Akyem Abuakwa of Akyem Abuakwa
- Reign: 1912 – 1943
- Coronation: 1912
- Born: Ofori Atta 11 October 1881 Kyebi, Gold Coast
- Died: 21 August 1943 (aged 61) Kyebi, Gold Coast
- Spouse: Agnes Nana Akosua Duodu of Abomosu
- Issue: William Ofori Atta; Kofi Asante Ofori-Atta; Susan Ofori-Atta; Adeline Akufo-Addo; Kwesi Amoako-Atta; Jones Ofori Atta;
- House: Ofori Panin Fie of Kyebi
- Religion: Presbyterian
- Occupation: Barristers' clerk; Soldier; Paramount chief;

= Ofori Atta I =

Ghanaian paramount chief (1881–1943)

Nana Sir Ofori Atta I, KBE (11 October 1881 – 21 August 1943) was the King of Akyem Abuakwa, a traditional area that stretches back to the 13th century and was one of the most influential kingdoms of the then Gold Coast Colony. He ruled from his election in 1912 until his death in 1943.

Ofori Atta was educated in Basel Mission schools and at its Akropong Seminary, now named the Presbyterian College of Education, Akropong.
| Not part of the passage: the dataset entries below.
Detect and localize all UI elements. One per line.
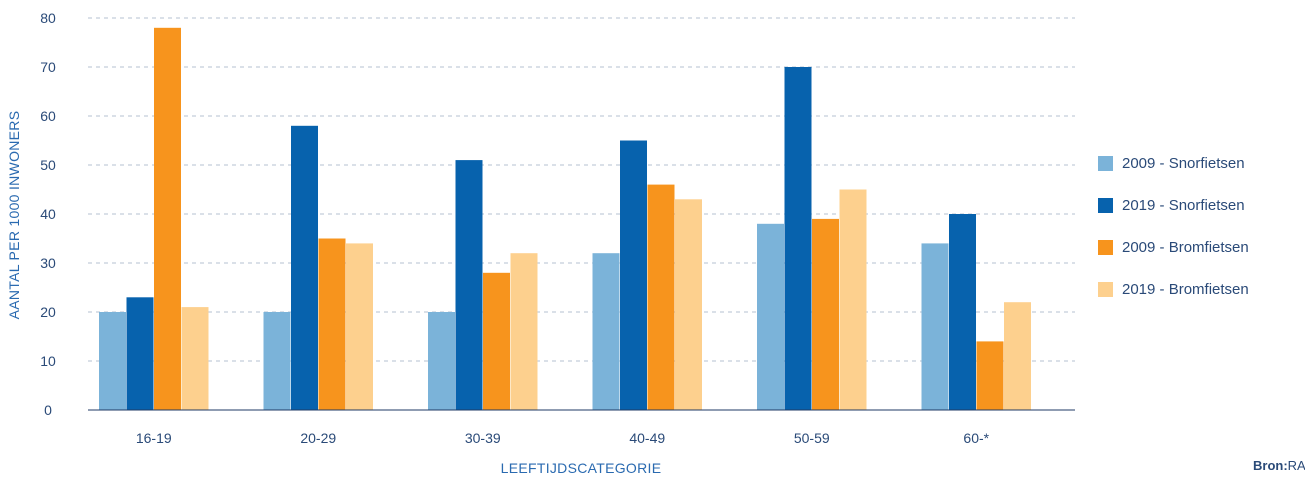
bar	[510, 253, 538, 410]
bar	[483, 272, 510, 410]
bar	[318, 238, 346, 410]
legend-item: 2019 - Snorfietsen	[1098, 195, 1249, 215]
x-axis-ticks: 16-19 20-29 30-39 40-49 50-59 60-*	[136, 430, 990, 446]
bar	[126, 297, 154, 410]
legend-swatch	[1098, 155, 1113, 171]
bar	[921, 243, 949, 410]
y-tick-label: 40	[40, 206, 56, 222]
y-tick-label: 20	[40, 304, 56, 320]
bar	[976, 341, 1004, 410]
bars	[99, 27, 1031, 411]
legend-item: 2009 - Snorfietsen	[1098, 153, 1249, 173]
x-tick-label: 20-29	[300, 430, 336, 446]
y-axis-ticks: 0 10 20 30 40 50 60 70 80	[40, 10, 56, 418]
y-tick-label: 50	[40, 157, 56, 173]
bar	[455, 160, 483, 410]
y-tick-label: 60	[40, 108, 56, 124]
legend-label: 2009 - Snorfietsen	[1122, 154, 1245, 172]
x-tick-label: 16-19	[136, 430, 172, 446]
legend-item: 2019 - Bromfietsen	[1098, 279, 1249, 299]
bar	[620, 140, 647, 410]
legend-swatch	[1098, 281, 1113, 297]
legend-swatch	[1098, 197, 1113, 213]
legend-label: 2019 - Snorfietsen	[1122, 196, 1245, 214]
bar	[784, 67, 812, 410]
bar	[812, 218, 839, 410]
y-tick-label: 30	[40, 255, 56, 271]
bar	[428, 312, 455, 410]
legend-swatch	[1098, 239, 1113, 255]
x-tick-label: 50-59	[794, 430, 830, 446]
y-tick-label: 80	[40, 10, 56, 26]
y-axis-title: AANTAL PER 1000 INWONERS	[6, 111, 22, 320]
bar	[839, 189, 867, 410]
bar	[291, 125, 318, 411]
bar	[647, 184, 675, 410]
source-note: Bron:RA	[1253, 458, 1305, 473]
x-tick-label: 40-49	[629, 430, 665, 446]
bar	[757, 223, 784, 410]
bar	[181, 307, 209, 410]
bar	[675, 199, 702, 410]
bar	[949, 214, 976, 410]
x-tick-label: 60-*	[963, 430, 989, 446]
source-text: RA	[1287, 458, 1305, 473]
legend-item: 2009 - Bromfietsen	[1098, 237, 1249, 257]
x-tick-label: 30-39	[465, 430, 501, 446]
y-tick-label: 10	[40, 353, 56, 369]
y-tick-label: 0	[44, 402, 52, 418]
legend-label: 2009 - Bromfietsen	[1122, 238, 1249, 256]
bar	[1004, 302, 1031, 410]
y-tick-label: 70	[40, 59, 56, 75]
bar	[99, 312, 126, 410]
x-axis-title: LEEFTIJDSCATEGORIE	[501, 460, 662, 476]
bar	[263, 312, 291, 410]
bar	[592, 253, 620, 410]
source-label: Bron:	[1253, 458, 1288, 473]
legend: 2009 - Snorfietsen 2019 - Snorfietsen 2009…	[1098, 153, 1249, 321]
bar	[346, 243, 373, 410]
legend-label: 2019 - Bromfietsen	[1122, 280, 1249, 298]
bar	[154, 27, 181, 411]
He left the seminary after two years to work as a solicitor's clerk, and then served in the West African Frontier Force, fighting during the Yaa Asantewaa War. Elected and enstooled King of the Akyem Abuakwa State in 1912, he became a member of the Legislative Council in 1916.

In 1934, he led a Gold Coast Delegation to London to petition the British Parliament for official majority of Africans on the legislative council, permanent African representative on the Governor's executive council and eligibility for non-chiefs to be provincial members of the executive council. He was also instrumental in setting up multiple schools, including Achimota School or College (formerly Prince of Wales School), where most colonial Gold Coast leaders and current prominent Ghanaian leaders schooled.

"Ofori Atta was the son of a senior official of the palace; his mother was the descendant of one of the founders of the kingdom.... Once in power, he was determined to return Akyem Abuakwa to its former glory."

He created the Ofori-Atta Dynasty by privileging education both among his sons and daughters, through two paths, "one firmly rooted in a concern for binding the state by the traditionally sanctioned method of multiple marriage and the other rooted in his strong case for 'modernisation' and 'progress'."

==Family==

He was the brother of Dr J. B. Danquah (a founding member of the United Gold Coast Convention). He was the father of Aaron Ofori-Atta (the fourth Speaker of the Parliament of Ghana, a Minister of Communications and Minister of Local Government), Adeline Akufo-Addo (First Lady under the Second Republic), William Ofori Atta (a Minister of Foreign Affairs, Presidential Candidate of the UNC), Dr Kwesi Amoako-Atta (Governor of the Bank of Ghana and Minister for Finance and Economic Planning under the First Republic), Dr Jones Ofori Atta (Deputy Minister for Finance and Economic Planning under the Busia government), and Susan Ofori-Atta (the first female doctor in Ghana).

He was the grandfather of Nana Addo Dankwa Akufo-Addo (former President of Ghana), Ken Ofori-Atta (Ghana's former Minister for Finance and Economic Planning and founder of the Databank Group), Osagyefuo Amoatia Ofori Panin (the Okyenhene, current King of Akyem Abuakwa), Samuel Atta Akyea (former Minister of Works and Housing), and writer Nana Oforiatta Ayim.